Make sure the patient’s airway is open while maintaining c-spine control. An unconscious patient is at risk for airway compromise, so assign someone to airway control. Closely monitor the airway and insure suction is handy. Vomiting is common with head injuries and may cause airway problems. As we will discuss later, removing CO2 is vital for patients with increased ICP so using an airway adjunct should be considered quickly with the unconscious patient. Endotracheal intubation should be considered, but even basic airway adjuncts can be very effective in maintaining the open airway.
A patient with a head or brain injury may present with an abnormal breathing pattern. Take note of the patient’s breathing pattern and if it changes any at all throughout your time with the patient. Reassess the vital signs and GCS score often.
Place the patient on high flow oxygen. The high flow O2 will flood the blood with oxygen molecules and will help “trick”the brain into “thinking”the injury is less severe and thus not increase the blood flow to the injured area as much. Increased oxygen also helps displace the CO2 levels. High CO2 levels cerebral vasodilatation and increased ICP, decreased CO2 causes vasoconstriction and decreased ICP.
If the patient’s respirations are below normal the “old school”way of thinking was to hyperventilate the patient. Studies have shown that the initial management of a severe brain injury should include ventilation at a normal rate: one breath every five seconds for an adult and one breath every three second for an infant or child. Hyperventilation (20 breaths per minute) is usually considered if a patient has a GCS score of eight or less, accompanied by active seizures and signs of herniation, such as fixed or unequal pupils, posturing or signs of neurologic deterioration. Follow your local protocols when treating any patient.
As ICP increases, blood pressure also increases to perfuse the swelling brain. Decreases in blood pressure are usually late signs in a head injury. If you have what you think is an isolated head injury and a hyotensive patient, you are either late in the ball game or you have bleeding some where else. Look for another injury. The pulse will also decrease with the isolated head injury. As ICP increases, the Vagus nerve releases acetylcholine onto the heart, causing bradycardia.
Now we can explore the ongoing assessment, treatment and transport of TBI patients. After the primary survey, treatment of ABCs and spinal immobilization, the head of the spine board should be elevated 30 degrees, if hypotension does not exist. Open skull fractures should be covered with non-pressure sterile dry dressings. Transport should begin within 10 minutes of arrival on scene if at all possible. The only definitive treatment for TBI comes in a hospital. Sitting on the scene will not improve patient outcome. These patients should also be considered candidates for transport to a Level 1 Trauma Center.
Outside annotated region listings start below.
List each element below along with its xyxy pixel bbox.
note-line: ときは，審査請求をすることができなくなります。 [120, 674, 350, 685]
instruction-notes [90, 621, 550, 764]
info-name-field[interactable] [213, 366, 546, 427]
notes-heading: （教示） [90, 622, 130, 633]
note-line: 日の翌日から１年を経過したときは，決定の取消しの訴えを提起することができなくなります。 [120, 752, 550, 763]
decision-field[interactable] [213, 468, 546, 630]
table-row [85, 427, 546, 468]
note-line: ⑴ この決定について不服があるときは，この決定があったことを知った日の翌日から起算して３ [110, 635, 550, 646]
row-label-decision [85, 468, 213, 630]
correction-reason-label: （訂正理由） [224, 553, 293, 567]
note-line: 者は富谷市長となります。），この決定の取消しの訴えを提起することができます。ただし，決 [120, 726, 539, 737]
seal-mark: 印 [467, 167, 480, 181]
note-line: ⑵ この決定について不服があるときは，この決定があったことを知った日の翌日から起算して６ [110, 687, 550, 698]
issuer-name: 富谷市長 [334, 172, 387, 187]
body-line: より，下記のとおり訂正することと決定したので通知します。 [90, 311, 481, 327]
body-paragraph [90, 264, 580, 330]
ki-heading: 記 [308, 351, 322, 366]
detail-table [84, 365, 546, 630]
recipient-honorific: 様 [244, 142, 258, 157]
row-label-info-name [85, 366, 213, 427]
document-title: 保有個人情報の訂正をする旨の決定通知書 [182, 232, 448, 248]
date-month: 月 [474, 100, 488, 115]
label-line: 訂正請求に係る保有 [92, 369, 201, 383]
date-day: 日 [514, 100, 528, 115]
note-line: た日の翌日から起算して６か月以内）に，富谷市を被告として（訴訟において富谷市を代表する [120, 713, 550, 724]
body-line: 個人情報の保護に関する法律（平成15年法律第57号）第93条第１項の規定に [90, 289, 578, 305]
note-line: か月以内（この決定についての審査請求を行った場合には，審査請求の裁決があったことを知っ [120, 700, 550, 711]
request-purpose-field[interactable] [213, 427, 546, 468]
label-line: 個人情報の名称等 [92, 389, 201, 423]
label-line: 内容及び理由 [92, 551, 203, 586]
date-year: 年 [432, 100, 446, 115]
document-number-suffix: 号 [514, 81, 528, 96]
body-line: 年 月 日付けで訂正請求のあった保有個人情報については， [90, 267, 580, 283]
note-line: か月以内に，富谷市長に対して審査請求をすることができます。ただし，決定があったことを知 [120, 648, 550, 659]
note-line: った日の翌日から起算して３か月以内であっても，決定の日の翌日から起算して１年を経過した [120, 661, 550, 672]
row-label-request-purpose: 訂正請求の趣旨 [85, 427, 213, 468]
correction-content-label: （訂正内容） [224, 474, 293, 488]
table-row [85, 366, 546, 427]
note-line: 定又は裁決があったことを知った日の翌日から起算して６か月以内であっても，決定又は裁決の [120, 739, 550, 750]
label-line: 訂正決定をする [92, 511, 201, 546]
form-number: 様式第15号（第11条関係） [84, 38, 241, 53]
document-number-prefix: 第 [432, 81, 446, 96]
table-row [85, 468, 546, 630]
If ventilating the patient via endotracheal intubation is required, EtCO2 should be monitored via Capnography when available. Ventilate to maintain EtCO2 to between 32-35 mmHg. Seizures are common with head trauma and can lead to increased ICP and hypoxia. Controlling seizures in these patients is similar to other types of seizure management with benzodiazepines is indicated. Follow your local protocols when treating seizures with medications.
An IV of normal saline should be initiated, but run it only at a rate to maintain profusion. Most isolated head injury patients do not need fluid. As we stated earlier, if you have a hypotensive TBI patient, look for trauma elsewhere, also. The systolic blood pressure should be maintained at 90 mmHg. The goal is to maintain a Mean Arterial Pressure of less than70 mmHg.
The most important skill involved at any level of training with this type of call is patient assessment. This is a skill that needs to be continuously sharpened through training and education to keep us thinking “inside the box”and to ensure early recognition of the signs and symptoms of one of the injuries that continues to challenge every level of prehospital care.